Nous avons mentionné que le fichier de population BALSAC contient les enregistrements informatisés des actes de baptême, mariage et sépulture rédigés au Saguenay, depuis son ouverture au peuplement d’origine européenne, en 1838, jusqu’en 1971; ce registre contient aussi certains décès jusqu’en 1986. Les cas et les témoins ont été localisés dans le fichier BALSAC à l’aide de leur date de naissance ou de leur date de mariage et du nom de leur conjoint(e), ou encore à l’aide des noms et de la date de mariage de leurs parents. Nous avons pu retracer 216 cas ainsi que 193 témoins. Deux séries de données ont ainsi été extraites du fichier de population. La première série contient de l’information sur les sujets et leur famille d’origine, y compris leurs parents et leurs frères et soeurs. Nous avons obtenu pour chaque sujet, quand elles étaient disponibles, les dates de naissance, mariage et décès de ses parents, de même que les dates de naissance et de décès et le sexe de chacun de ses frères et soeurs. Nous avons vérifié l’apparentement au premier degré chez les cas et avons découvert dans notre échantillon trois paires de frères ou soeurs, une paire de demi-frères et un groupe de trois soeurs. Nous avons conservé aux fins d’analyse un seul cas par fratrie afin de contrôler tout biais de recrutement et d’éviter que certaines familles soient surreprésentées. Nous avons sélectionné au hasard un membre dans chacune de ces familles, ce qui nous a finalement donné un échantillon composé de 210 cas. Nous avons aussi trouvé un couple de frère et soeur parmi les témoins et un seul de ces individus a été conservé. Par ailleurs, nous avons pu établir que deux témoins étaient les frères ou soeurs de deux sujets atteints et nous les avons exclus de l’étude.

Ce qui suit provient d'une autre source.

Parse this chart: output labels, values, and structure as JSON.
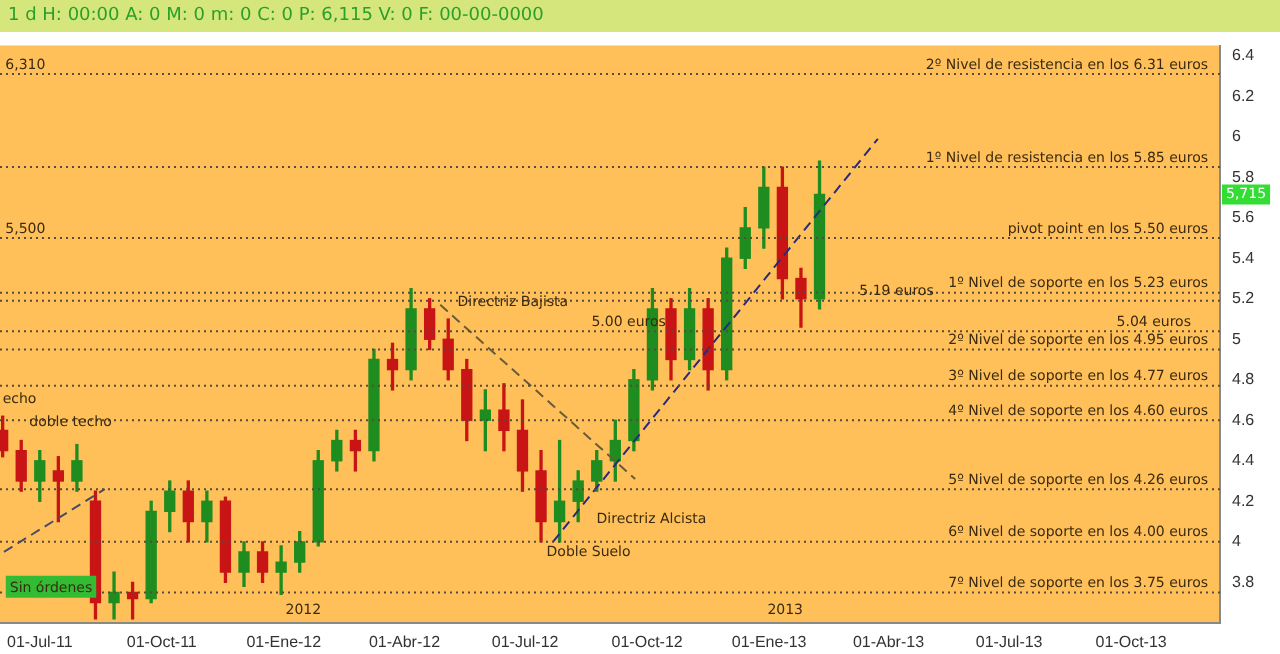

La deuxième série de données contient de l’information sur la propre famille des sujets. Cette fois, nous avons travaillé avec tous les sujets sans prendre en considération leur apparentement au premier degré, étant donné que chaque sujet forme une famille distincte avec son conjoint ou sa conjointe et ses enfants. Pour chaque sujet nous avons obtenu, lorsque c’était possible, ses dates de naissance et de mariage, la date de décès de son conjoint ou de sa conjointe, et les dates de naissance et de décès ainsi que le sexe de chacun de ses enfants.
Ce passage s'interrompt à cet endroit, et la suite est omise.